14 26 April 2012 12:51AM

You are viewing a comment permalink. View the original post to see all comments and the full post content.

Sort By: Best

Comment author: 26 April 2012 09:55:23PM 3 points [-]

What's the difference between the simulated humans outputting a utility function U' which the outer AGI will then try to maximize, and the simulated humans just running U' and the outer AGI trying to maximize the value returned by the whole simulation (and hence U')? If case of the latter, you're "letting the AGI in" by including its definition (explicitly or implicitly via something like the universal prior) in the definition of U'.

Comment author: 26 April 2012 10:23:40PM *  2 points [-]

OK, I see what Paul probably meant. Let's say "utility value", not "utility function", since that's what we mean. I don't think we should be talking about "running utility value", because utility might be something given by an abstract definition, not state of execution of any program. As I discussed in the grandparent, the distinction I'm making is between the outer AGI controlling utility value (which it does) and outer AGI controlling the simulated researchers that prepare the definition of utility value (which it shouldn't be allowed to for AI safety reasons).
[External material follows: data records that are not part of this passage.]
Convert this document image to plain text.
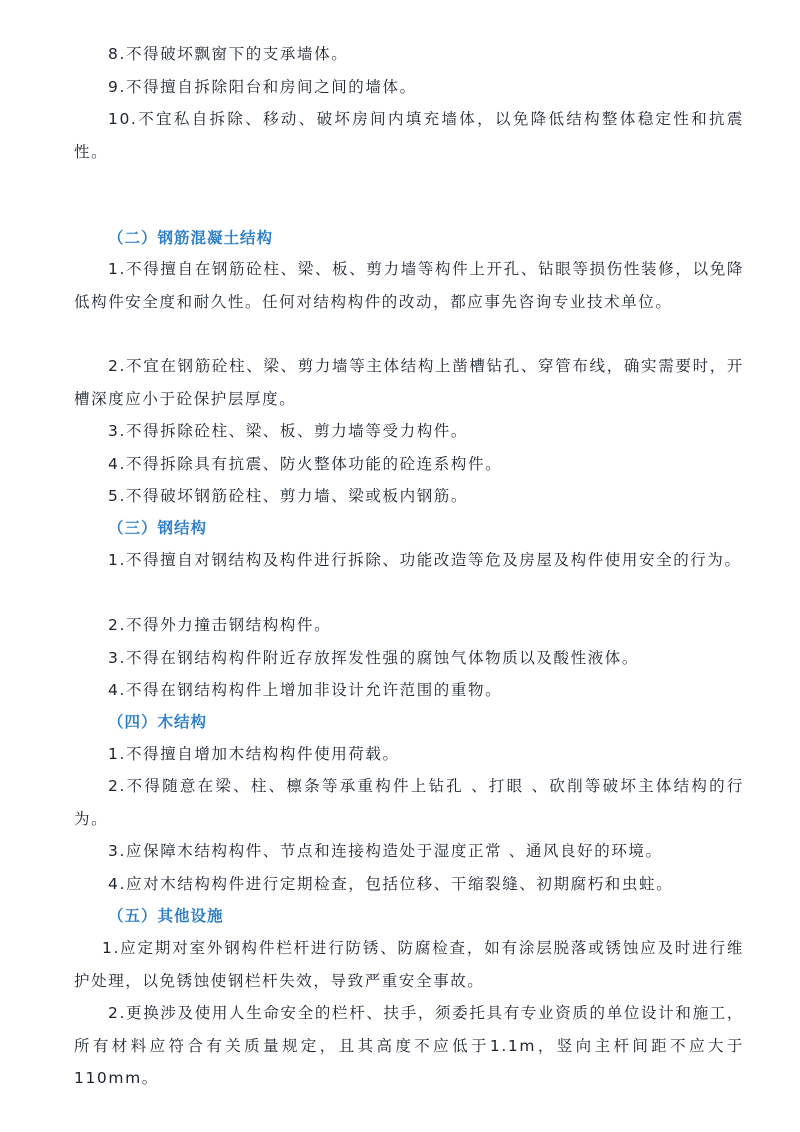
8.不得破坏飘窗下的支承墙体。

9.不得擅自拆除阳台和房间之间的墙体。

10.不宜私自拆除、移动、破坏房间内填充墙体，以免降低结构整体稳定性和抗震性。

（二）钢筋混凝土结构

1.不得擅自在钢筋砼柱、梁、板、剪力墙等构件上开孔、钻眼等损伤性装修，以免降低构件安全度和耐久性。任何对结构构件的改动，都应事先咨询专业技术单位。

2.不宜在钢筋砼柱、梁、剪力墙等主体结构上凿槽钻孔、穿管布线，确实需要时，开槽深度应小于砼保护层厚度。

3.不得拆除砼柱、梁、板、剪力墙等受力构件。

4.不得拆除具有抗震、防火整体功能的砼连系构件。

5.不得破坏钢筋砼柱、剪力墙、梁或板内钢筋。

（三）钢结构

1.不得擅自对钢结构及构件进行拆除、功能改造等危及房屋及构件使用安全的行为。

2.不得外力撞击钢结构构件。

3.不得在钢结构构件附近存放挥发性强的腐蚀气体物质以及酸性液体。

4.不得在钢结构构件上增加非设计允许范围的重物。

（四）木结构

1.不得擅自增加木结构构件使用荷载。

2.不得随意在梁、柱、檩条等承重构件上钻孔 、打眼 、砍削等破坏主体结构的行为。

3.应保障木结构构件、节点和连接构造处于湿度正常 、通风良好的环境。

4.应对木结构构件进行定期检查，包括位移、干缩裂缝、初期腐朽和虫蛀。

（五）其他设施

1.应定期对室外钢构件栏杆进行防锈、防腐检查，如有涂层脱落或锈蚀应及时进行维护处理，以免锈蚀使钢栏杆失效，导致严重安全事故。

2.更换涉及使用人生命安全的栏杆、扶手，须委托具有专业资质的单位设计和施工，所有材料应符合有关质量规定，且其高度不应低于1.1m，竖向主杆间距不应大于110mm。
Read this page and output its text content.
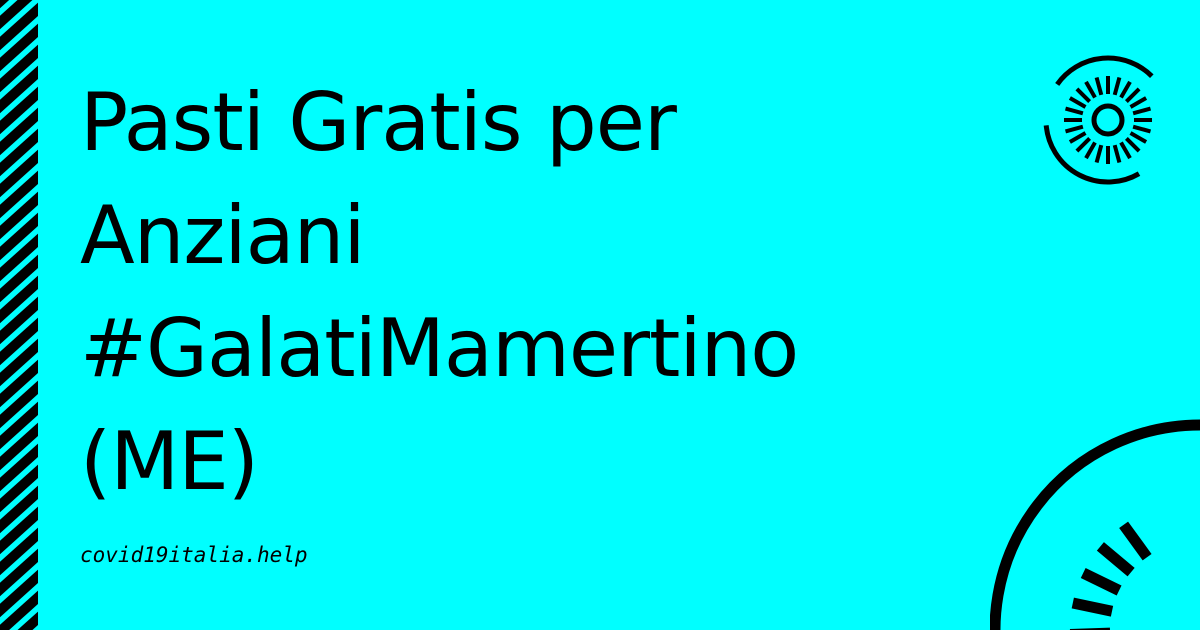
Pasti Gratis per
Anziani
#GalatiMamertino
(ME)

covid19italia.help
There is a map/territory distinction between the definition of utility value prepared by the initial program and the utility value itself optimized by the outer AGI.

Comment author: 26 April 2012 11:38:44PM 3 points [-]
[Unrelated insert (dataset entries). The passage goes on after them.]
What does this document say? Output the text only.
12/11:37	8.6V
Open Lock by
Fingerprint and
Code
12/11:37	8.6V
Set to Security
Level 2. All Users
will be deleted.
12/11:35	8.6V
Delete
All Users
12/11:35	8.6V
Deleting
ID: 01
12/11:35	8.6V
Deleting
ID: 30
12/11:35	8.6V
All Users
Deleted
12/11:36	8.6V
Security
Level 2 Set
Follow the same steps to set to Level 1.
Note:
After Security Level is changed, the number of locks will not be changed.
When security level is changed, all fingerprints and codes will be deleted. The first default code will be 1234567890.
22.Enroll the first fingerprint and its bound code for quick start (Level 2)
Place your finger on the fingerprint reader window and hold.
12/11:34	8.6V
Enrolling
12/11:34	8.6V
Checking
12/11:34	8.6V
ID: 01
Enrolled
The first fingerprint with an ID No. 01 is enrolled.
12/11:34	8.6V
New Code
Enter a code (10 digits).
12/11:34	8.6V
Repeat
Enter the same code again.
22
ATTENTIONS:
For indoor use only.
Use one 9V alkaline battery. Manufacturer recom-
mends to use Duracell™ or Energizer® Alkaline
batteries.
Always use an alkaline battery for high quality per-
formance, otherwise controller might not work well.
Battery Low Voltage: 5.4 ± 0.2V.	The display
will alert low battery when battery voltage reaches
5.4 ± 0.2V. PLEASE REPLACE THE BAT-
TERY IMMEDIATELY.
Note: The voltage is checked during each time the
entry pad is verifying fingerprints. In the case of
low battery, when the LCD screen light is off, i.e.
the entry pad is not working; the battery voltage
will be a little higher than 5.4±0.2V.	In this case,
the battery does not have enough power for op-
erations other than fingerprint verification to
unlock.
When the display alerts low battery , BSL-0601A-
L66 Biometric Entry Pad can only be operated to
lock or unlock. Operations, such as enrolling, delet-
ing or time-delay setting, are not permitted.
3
(Also, "utility function" might be confusing especially for outsiders who are used to "utility function" meaning a mapping from world states to utility values, whereas Paul is using it to mean a parameterless computation that returns a utility value.)
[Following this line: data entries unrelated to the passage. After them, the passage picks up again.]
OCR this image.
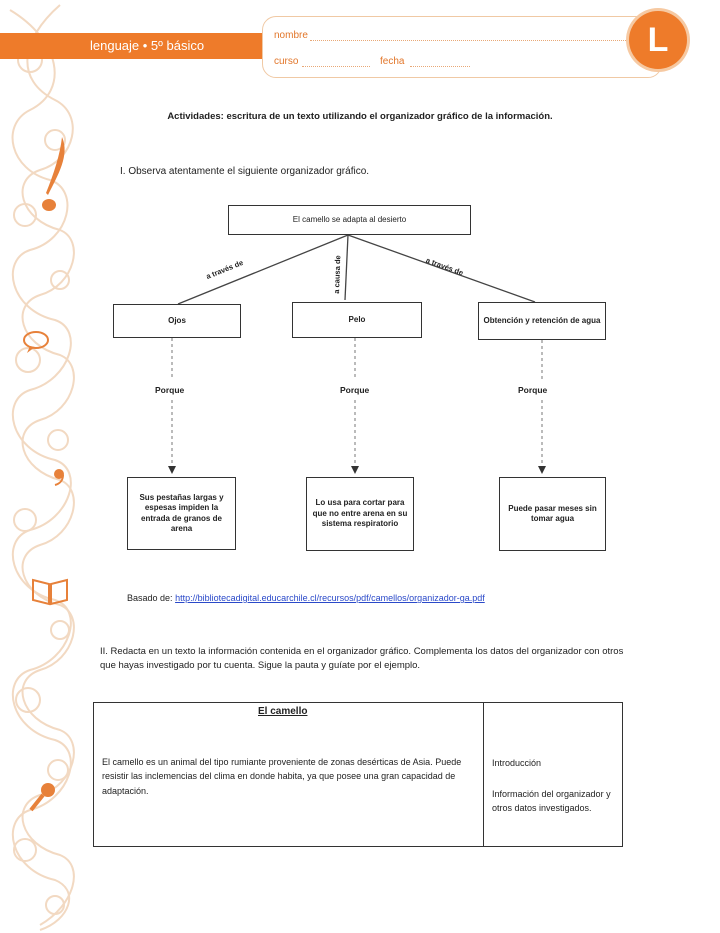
lenguaje • 5º básico
nombre
curso	fecha
L
Actividades: escritura de un texto utilizando el organizador gráfico de la información.
I. Observa atentamente el siguiente organizador gráfico.
El camello se adapta al desierto
a través de	a causa de	a través de
Ojos	Pelo	Obtención y retención de agua
Porque	Porque	Porque
Sus pestañas largas y espesas impiden la entrada de granos de arena
Lo usa para cortar para que no entre arena en su sistema respiratorio
Puede pasar meses sin tomar agua
Basado de: http://bibliotecadigital.educarchile.cl/recursos/pdf/camellos/organizador-ga.pdf
II. Redacta en un texto la información contenida en el organizador gráfico. Complementa los datos del organizador con otros que hayas investigado por tu cuenta. Sigue la pauta y guíate por el ejemplo.
El camello
El camello es un animal del tipo rumiante proveniente de zonas desérticas de Asia. Puede resistir las inclemencias del clima en donde habita, ya que posee una gran capacidad de adaptación.
Introducción
Información del organizador y otros datos investigados.
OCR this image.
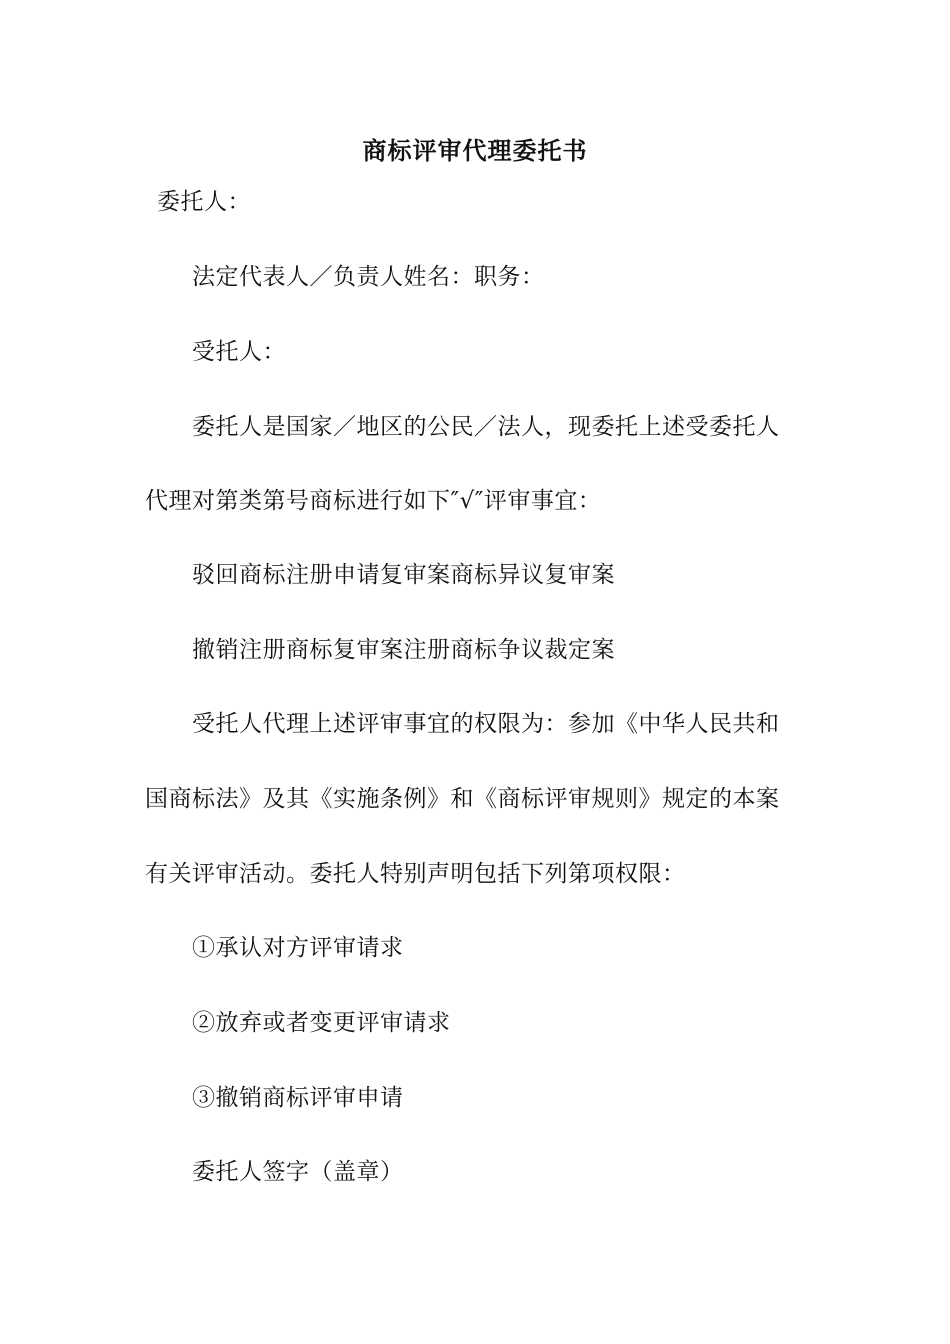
商标评审代理委托书
委托人：
法定代表人／负责人姓名：职务：
受托人：
委托人是国家／地区的公民／法人，现委托上述受委托人
代理对第类第号商标进行如下″√″评审事宜：
驳回商标注册申请复审案商标异议复审案
撤销注册商标复审案注册商标争议裁定案
受托人代理上述评审事宜的权限为：参加《中华人民共和
国商标法》及其《实施条例》和《商标评审规则》规定的本案
有关评审活动。委托人特别声明包括下列第项权限：
①承认对方评审请求
②放弃或者变更评审请求
③撤销商标评审申请
委托人签字（盖章）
I don't think we should be talking about "running utility value", because utility might be something given by an abstract definition, not state of execution of any program.

I think Paul is thinking that the utility definition that the simulated humans come up with is not necessarily a definition of our actual values, but just something that causes the outer AGI to self-modify into an FAI, and for that purpose it might be enough to define it using a programming language.

As I discussed in the grandparent, the distinction I'm making is between the outer AGI controlling utility value (which it does) and outer AGI controlling the simulated researchers that prepare the definition of utility value (which it shouldn't be allowed to for AI safety reasons).

I think Paul's intuition here is that the simulated humans (or enhanced humans and/or FAIs they build inside the simulation) may find it useful to "blur the lines". In other words, the distinction you draw is not a fundamental one but just a safety heuristic that the simulated researchers may decide to discard or modify once they become "powerful enough". For example they may decide to partially simulate the outer AGI or otherwise try to reason about what it might do given various definitions of U' the simulation might ultimately decide upon, once they understand enough theory to see how to do this in a safe way.